Escape from disappearance
In violent societies, escaping violence is often an alternative to disappearing altogether. Yet, within the culture of Anglo-American hegemonic masculinity, there is a preference for solutions that change the behaviour of the perpetrators of violence, rather than solutions that simply rescue people from danger.
This discussion provides a new perspective on such a culture. There will be two presentations, one of which will reveal research results from a study of discourses of protection in international relations. This study suggests that privileging solutions that change the behaviour of others by means of power to protect people is associated with the escalation of violence. This is because violence is often a complex relationship that is difficult to grasp from the outside. Oversimplifying violent relationships and acting with power against the assumed atrocity criminal tends to escalate violence.
The second presentation exemplifies this logic by showing how efforts to change the assumed perpetrators of violence in Afghanistan ended up escalating violence.
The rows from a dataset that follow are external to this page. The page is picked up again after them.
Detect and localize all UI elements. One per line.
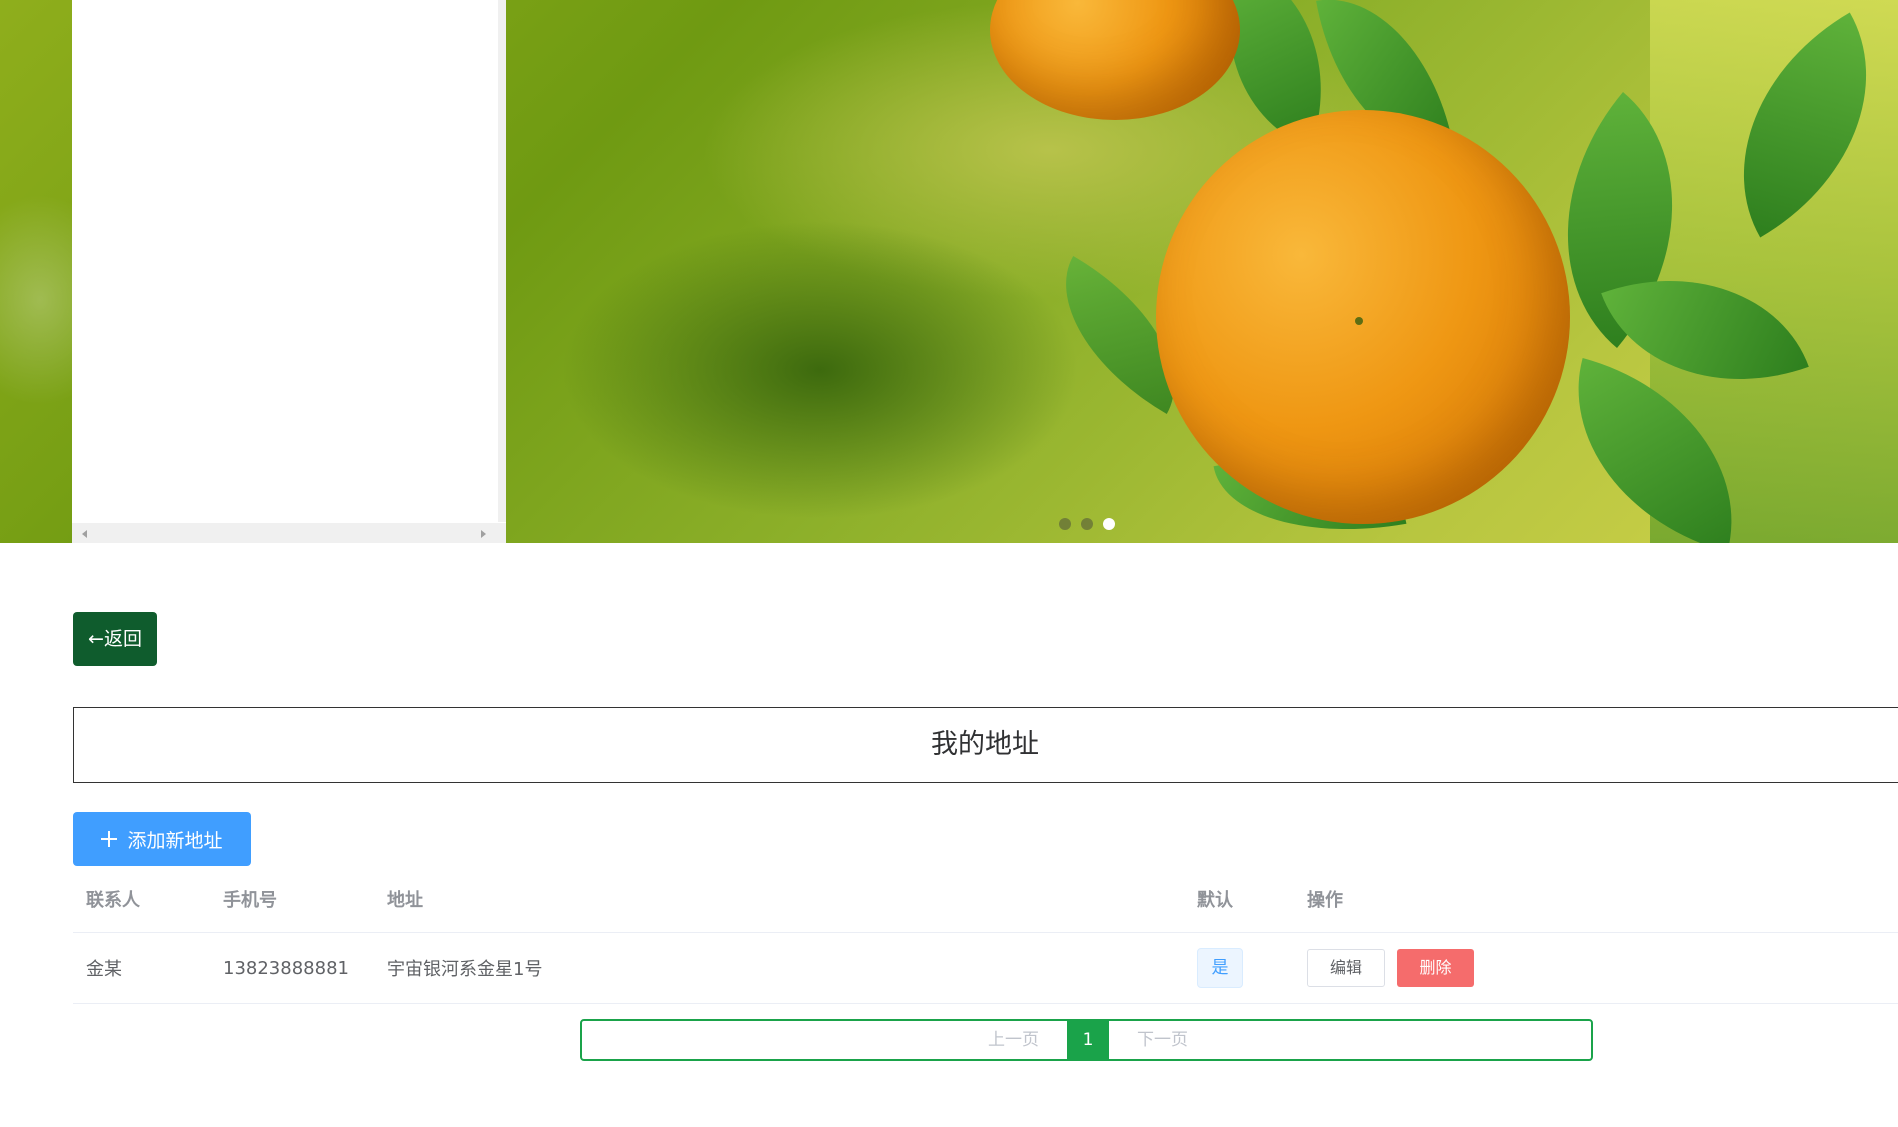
header-address: 地址 xyxy=(387,890,423,911)
table-header: 联系人 手机号 地址 默认 操作 xyxy=(73,866,1898,933)
delete-button[interactable]: 删除 xyxy=(1397,949,1474,987)
edit-button[interactable]: 编辑 xyxy=(1307,949,1385,987)
add-address-button[interactable]: 添加新地址 xyxy=(73,812,251,866)
header-contact: 联系人 xyxy=(86,890,140,911)
carousel-indicators xyxy=(1059,518,1115,530)
scroll-right-icon[interactable] xyxy=(481,530,486,538)
next-page-button[interactable]: 下一页 xyxy=(1137,1021,1188,1059)
cell-actions: 编辑 删除 xyxy=(1307,933,1474,1003)
horizontal-scrollbar[interactable] xyxy=(72,523,506,543)
plus-icon xyxy=(101,831,118,847)
address-table: 联系人 手机号 地址 默认 操作 金某 13823888881 宇宙银河系金星1… xyxy=(73,866,1898,1004)
cell-address: 宇宙银河系金星1号 xyxy=(387,959,543,980)
default-tag: 是 xyxy=(1197,948,1243,988)
header-default: 默认 xyxy=(1197,890,1233,911)
banner-background xyxy=(560,220,1080,520)
carousel-dot[interactable] xyxy=(1059,518,1071,530)
table-row: 金某 13823888881 宇宙银河系金星1号 是 编辑 删除 xyxy=(73,933,1898,1004)
orange-stem xyxy=(1354,317,1363,325)
carousel-dot-active[interactable] xyxy=(1103,518,1115,530)
carousel-dot[interactable] xyxy=(1081,518,1093,530)
pagination: 上一页 1 下一页 xyxy=(580,1019,1593,1061)
add-address-label: 添加新地址 xyxy=(127,829,223,852)
header-actions: 操作 xyxy=(1307,890,1343,911)
prev-page-button[interactable]: 上一页 xyxy=(988,1021,1039,1059)
page-title-box: 我的地址 xyxy=(73,707,1898,783)
cell-phone: 13823888881 xyxy=(223,957,349,979)
back-button[interactable]: ←返回 xyxy=(73,612,157,666)
orange-decoration xyxy=(1156,110,1570,524)
cell-default: 是 xyxy=(1197,933,1243,1003)
side-panel xyxy=(72,0,506,543)
banner-carousel[interactable] xyxy=(0,0,1898,543)
vertical-scrollbar[interactable] xyxy=(498,0,506,522)
page-number-current[interactable]: 1 xyxy=(1067,1021,1109,1059)
cell-contact: 金某 xyxy=(86,959,122,980)
header-phone: 手机号 xyxy=(223,890,277,911)
page-title: 我的地址 xyxy=(931,729,1039,760)
scroll-left-icon[interactable] xyxy=(82,530,87,538)
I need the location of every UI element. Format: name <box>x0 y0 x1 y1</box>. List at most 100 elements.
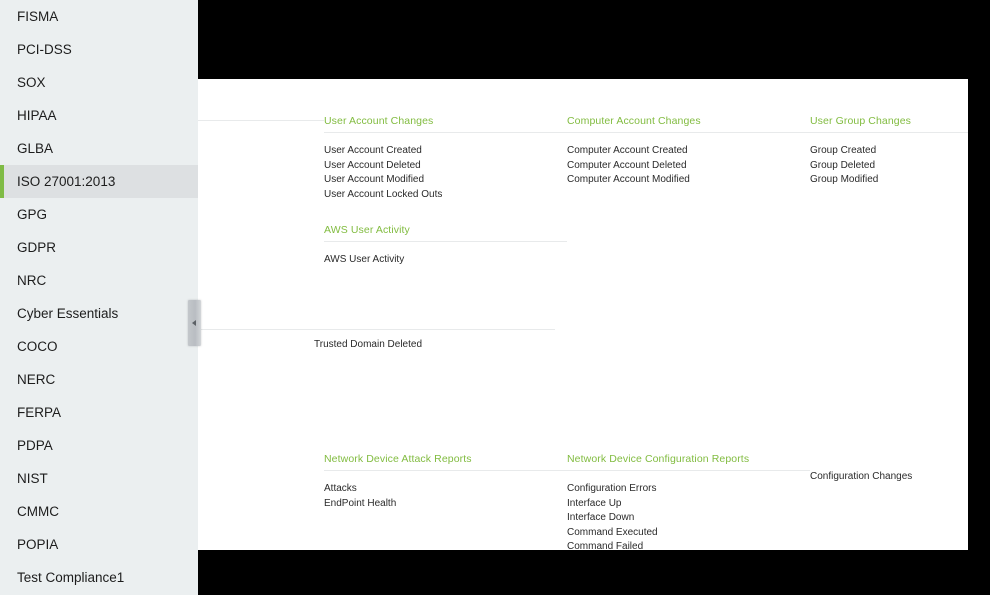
report-group-user-account-changes: User Account Changes User Account Create… <box>324 115 567 202</box>
sidebar-item-gdpr[interactable]: GDPR <box>0 231 198 264</box>
report-link[interactable]: Computer Account Deleted <box>567 159 810 174</box>
sidebar-item-label: CMMC <box>17 504 59 519</box>
report-link[interactable]: Command Executed <box>567 526 810 541</box>
report-group-title-aws-user-activity: AWS User Activity <box>324 224 567 243</box>
sidebar-item-iso-27001-2013[interactable]: ISO 27001:2013 <box>0 165 198 198</box>
report-group-title <box>810 453 968 459</box>
report-column-computer-account: Computer Account Changes Computer Accoun… <box>567 115 810 268</box>
report-link[interactable]: Interface Up <box>567 497 810 512</box>
sidebar-item-label: POPIA <box>17 537 59 552</box>
report-band-trusted-domain: Trusted Domain Deleted <box>198 338 968 353</box>
report-group-aws-user-activity: AWS User Activity AWS User Activity <box>324 224 567 268</box>
sidebar-item-pci-dss[interactable]: PCI-DSS <box>0 33 198 66</box>
report-group-title-network-device-attack: Network Device Attack Reports <box>324 453 567 471</box>
chevron-left-icon <box>192 320 196 326</box>
report-group-user-group-changes: User Group Changes Group Created Group D… <box>810 115 968 188</box>
report-band-accounts: User Account Changes User Account Create… <box>198 115 968 268</box>
report-group-items-network-device-configuration: Configuration Errors Interface Up Interf… <box>567 482 810 550</box>
compliance-sidebar[interactable]: FISMA PCI-DSS SOX HIPAA GLBA ISO 27001:2… <box>0 0 198 595</box>
report-group-items-aws-user-activity: AWS User Activity <box>324 253 567 268</box>
app-root: User Account Changes User Account Create… <box>0 0 990 595</box>
sidebar-item-label: FERPA <box>17 405 62 420</box>
sidebar-item-label: GPG <box>17 207 48 222</box>
sidebar-item-label: NIST <box>17 471 48 486</box>
report-link[interactable]: User Account Locked Outs <box>324 188 567 203</box>
report-link[interactable]: Attacks <box>324 482 567 497</box>
report-link[interactable]: EndPoint Health <box>324 497 567 512</box>
sidebar-item-label: Test Compliance1 <box>17 570 125 585</box>
report-link[interactable]: Computer Account Created <box>567 144 810 159</box>
sidebar-collapse-handle[interactable] <box>188 300 201 346</box>
sidebar-item-hipaa[interactable]: HIPAA <box>0 99 198 132</box>
sidebar-item-coco[interactable]: COCO <box>0 330 198 363</box>
report-group-title <box>198 115 324 121</box>
sidebar-item-label: Cyber Essentials <box>17 306 119 321</box>
report-group-items-user-account-changes: User Account Created User Account Delete… <box>324 144 567 202</box>
sidebar-item-label: PCI-DSS <box>17 42 72 57</box>
sidebar-item-label: GDPR <box>17 240 57 255</box>
report-link[interactable]: Command Failed <box>567 540 810 550</box>
report-column-user-account: User Account Changes User Account Create… <box>324 115 567 268</box>
report-group-hidden <box>198 115 324 132</box>
report-link[interactable]: User Account Modified <box>324 173 567 188</box>
report-link[interactable]: Configuration Changes <box>810 470 968 485</box>
report-column-network-attack: Network Device Attack Reports Attacks En… <box>324 453 567 550</box>
sidebar-item-nerc[interactable]: NERC <box>0 363 198 396</box>
report-link[interactable]: User Account Deleted <box>324 159 567 174</box>
sidebar-item-label: GLBA <box>17 141 54 156</box>
report-group-config-changes: Configuration Changes <box>810 453 968 485</box>
sidebar-item-label: PDPA <box>17 438 53 453</box>
report-group-network-device-configuration: Network Device Configuration Reports Con… <box>567 453 810 550</box>
sidebar-item-fisma[interactable]: FISMA <box>0 0 198 33</box>
report-band-network-device: Network Device Attack Reports Attacks En… <box>198 453 968 550</box>
report-group-network-device-attack: Network Device Attack Reports Attacks En… <box>324 453 567 511</box>
report-group-title <box>198 453 324 459</box>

Oversimplified narratives of the problem of violence there led to simplistic, power-obsessed policies that ultimately resulted in increased disappearances and deaths and the subsequent failure of the powerful US-led operation. The presenter of this part is a scholar who escaped death and disappearance of Afghanistan by coming to the UK as a refugee. He is one of the university’s many sanctuary scholars whom Britain rescued from violence it had itself participated in escalating with a power-biased militaristic approach.
This event is supported by Arts Council England National Lottery; the Centre for the Study of Violence, University of Bath; ESRC Festival of Social Sciences; the Global Insecurities Centre, University of Bristol; the Centre for Death and Society, University of Bath; and UCC, Cork.
It is also partnered by Bristol Ideas; Locate International; Trebuchet Art Magazine, and The Philosopher.
This Event is part of the State of Disappearance Art Exhibition https://www.historiesofviolence.com/stateofdisappearance
Image: Chantal Meza (2017) Estado de Terror, Mixed Media
Timo Kivimäki is Professor of International Relations at the University of Bath.
Habib Wardak is Sanctuary Scholar at the University of Bath. He is a civil society activist in his home country, Afghanistan, and a refugee in the United Kingdom.